The story behind this contamination is long and convoluted.
The buck was passed, more than once, when base commanders and other officials ignored the reports that showed contamination.
In 2022, nearly 60 years after the contamination started, after years of veterans, their families and their supporters fighting for some kind of justice, Congress passed the Camp Lejeune Justice Act, which was supposed to provide compensation to everyone who was contaminated. And today’s current bipartisan bill, in fact, is proof that just a small fraction of the plaintiffs in a current lawsuit have received any financial settlements. In one of the recent testimonies before Congress, one Marine said how the water stank and it smelled bad, “but we didn’t question it because we were Marines.”

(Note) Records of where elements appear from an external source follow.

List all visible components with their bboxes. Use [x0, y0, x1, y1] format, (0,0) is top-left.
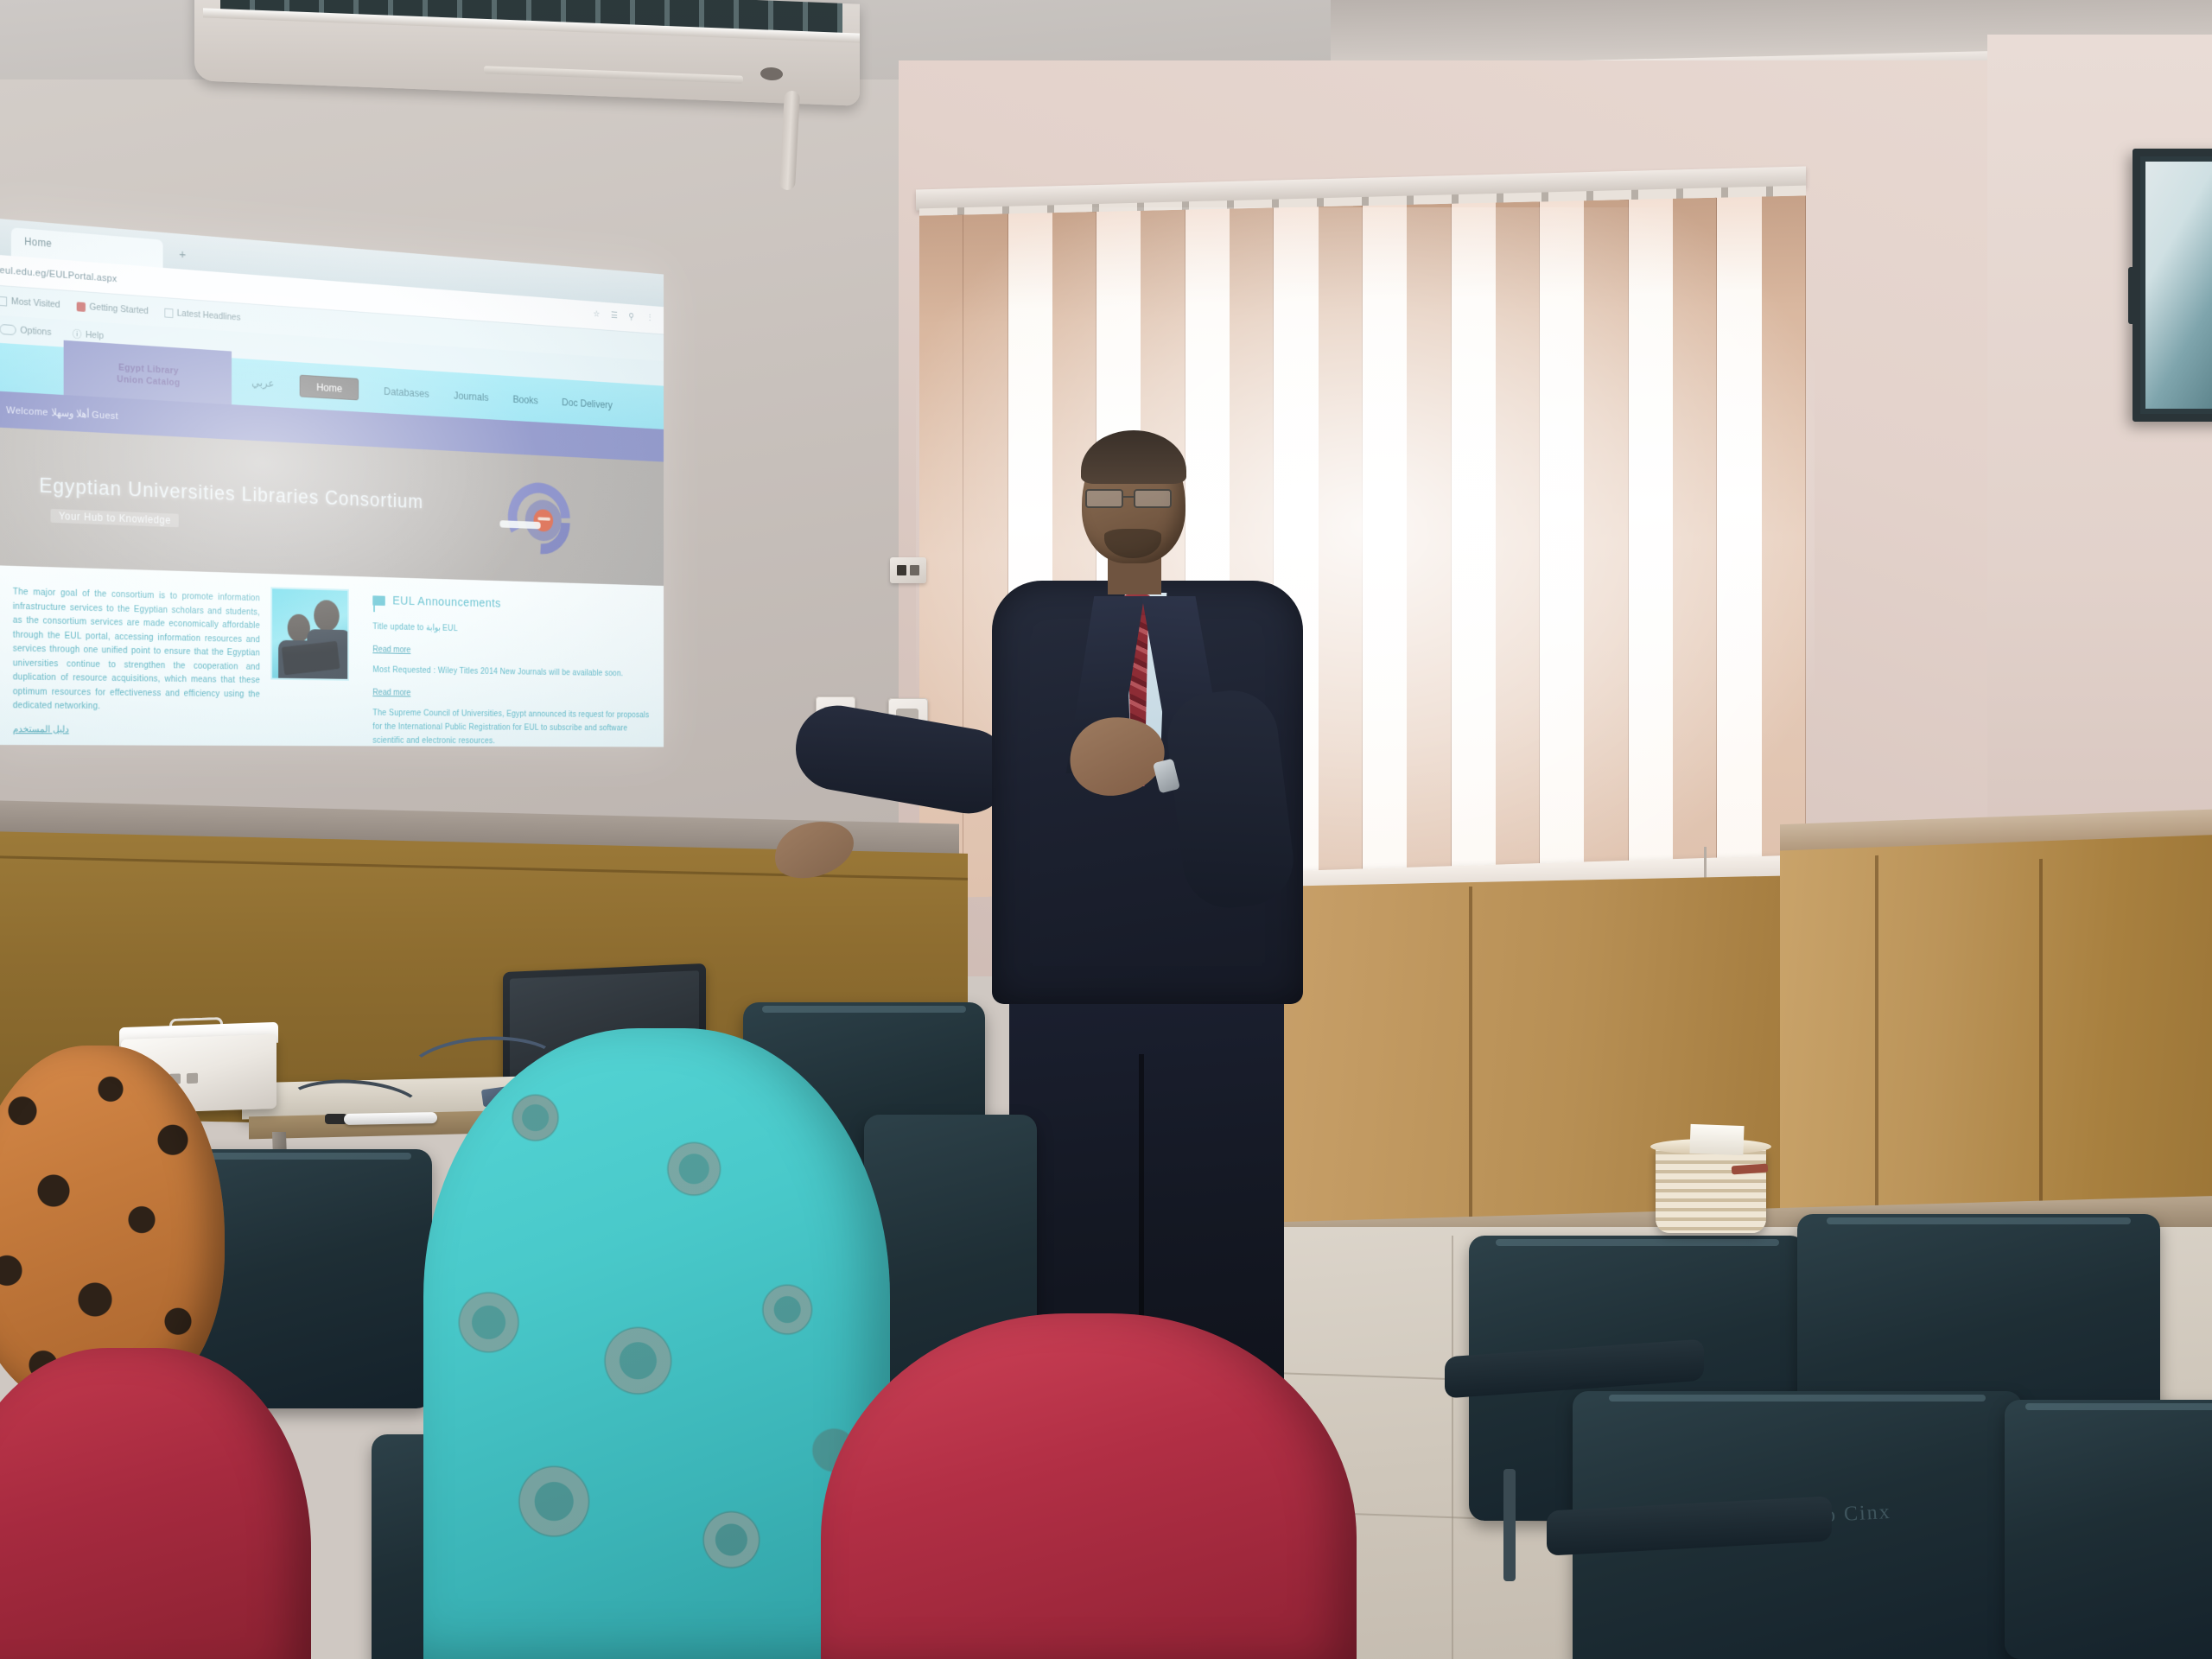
new-tab-icon[interactable]: +: [175, 247, 189, 264]
read-more-link[interactable]: Read more: [372, 645, 410, 655]
chair-leg: [1503, 1469, 1516, 1581]
help-icon: ⓘ: [73, 327, 81, 341]
search-icon[interactable]: ⚲: [628, 311, 638, 322]
bookmark-label: Most Visited: [11, 296, 60, 310]
reader-icon[interactable]: ☰: [611, 310, 620, 321]
air-conditioner-port: [760, 67, 783, 81]
addon-label: Options: [20, 326, 51, 338]
nav-item-home[interactable]: Home: [300, 374, 359, 400]
cabinet-glass: [2145, 162, 2212, 409]
announcement-item: Most Requested : Wiley Titles 2014 New J…: [372, 663, 652, 681]
bookmark-latest-headlines[interactable]: Latest Headlines: [164, 308, 240, 323]
attendee-turquoise-scarf: [423, 1028, 890, 1659]
nav-item-arabic[interactable]: عربي: [251, 376, 274, 391]
basket-contents: [1689, 1124, 1744, 1155]
eyeglasses-right-lens-icon: [1134, 489, 1172, 508]
intro-column: The major goal of the consortium is to p…: [0, 565, 270, 746]
announcement-item: The Supreme Council of Universities, Egy…: [372, 706, 652, 747]
wall-display-cabinet: [2133, 149, 2212, 422]
feed-icon: [164, 308, 173, 317]
bookmark-label: Latest Headlines: [177, 308, 241, 323]
eyeglasses-bridge: [1123, 496, 1134, 498]
announcements-heading: EUL Announcements: [372, 593, 652, 613]
firefox-icon: [76, 302, 85, 312]
floor-tile-line: [1452, 1236, 1453, 1659]
nav-item-journals[interactable]: Journals: [454, 389, 489, 403]
announcements-title: EUL Announcements: [392, 594, 500, 610]
folder-icon: [0, 296, 7, 306]
flag-icon: [372, 595, 385, 606]
audience-chair[interactable]: [2005, 1400, 2212, 1659]
eul-circular-logo: [499, 474, 581, 563]
photo-person-b-head: [314, 600, 339, 632]
menu-icon[interactable]: ⋮: [646, 313, 656, 324]
panel-seam: [1469, 887, 1472, 1232]
addon-options[interactable]: Options: [0, 324, 51, 338]
intro-paragraph: The major goal of the consortium is to p…: [13, 585, 260, 715]
students-photo: [270, 574, 360, 746]
projection-screen: Home + eul.edu.eg/EULPortal.aspx ☆ ☰ ⚲ ⋮…: [0, 218, 664, 747]
announcements-column: EUL Announcements Title update to بوابة …: [361, 576, 664, 747]
read-more-link[interactable]: Read more: [372, 688, 410, 698]
laser-pointer[interactable]: [344, 1112, 437, 1125]
waste-basket: [1656, 1145, 1766, 1233]
arabic-guide-link[interactable]: دليل المستخدم: [13, 723, 69, 734]
page-title: Egyptian Universities Libraries Consorti…: [39, 474, 423, 514]
url-text: eul.edu.eg/EULPortal.aspx: [0, 265, 118, 284]
brand-line-2: Union Catalog: [117, 374, 180, 388]
nav-item-doc-delivery[interactable]: Doc Delivery: [562, 396, 613, 410]
eyeglasses-left-lens-icon: [1085, 489, 1123, 508]
oval-icon: [0, 324, 16, 335]
browser-toolbar-icons: ☆ ☰ ⚲ ⋮: [593, 308, 655, 324]
page-subtitle: Your Hub to Knowledge: [51, 509, 180, 527]
bookmark-star-icon[interactable]: ☆: [593, 308, 602, 321]
seminar-room-photo: Home + eul.edu.eg/EULPortal.aspx ☆ ☰ ⚲ ⋮…: [0, 0, 2212, 1659]
projector-port: [187, 1073, 198, 1084]
addon-label: Help: [86, 330, 104, 341]
bookmark-getting-started[interactable]: Getting Started: [76, 301, 148, 316]
light-switch[interactable]: [890, 557, 926, 583]
bookmark-label: Getting Started: [89, 302, 148, 316]
nav-item-books[interactable]: Books: [512, 392, 537, 406]
cabinet-latch[interactable]: [2128, 267, 2140, 324]
announcement-item: Title update to بوابة EUL: [372, 620, 652, 640]
nav-item-databases[interactable]: Databases: [384, 385, 429, 399]
site-content: The major goal of the consortium is to p…: [0, 565, 664, 747]
bookmark-most-visited[interactable]: Most Visited: [0, 296, 60, 310]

Poisoned well water at Camp Lejeune is just another part of the story of how the government, how the top brass of the military, treats its rank-and-file soldiers. Add it to the list—whether it’s the “Atomic Vets,” in the 1950s, who were exposed to radiation during nuclear weapon testing in military exercises; soldiers in Vietnam exposed to Agent Orange; or those who served in Iraq and Afghanistan, exposed to burn pits.
Today these same officials are beating the drums of war, trying to prepare the laboring population of this country to be ready to go to yet more wars this system carries out. But this is how they really treat their soldiers—all the while hypocritically mouthing the words, “Thank You for Your Service.”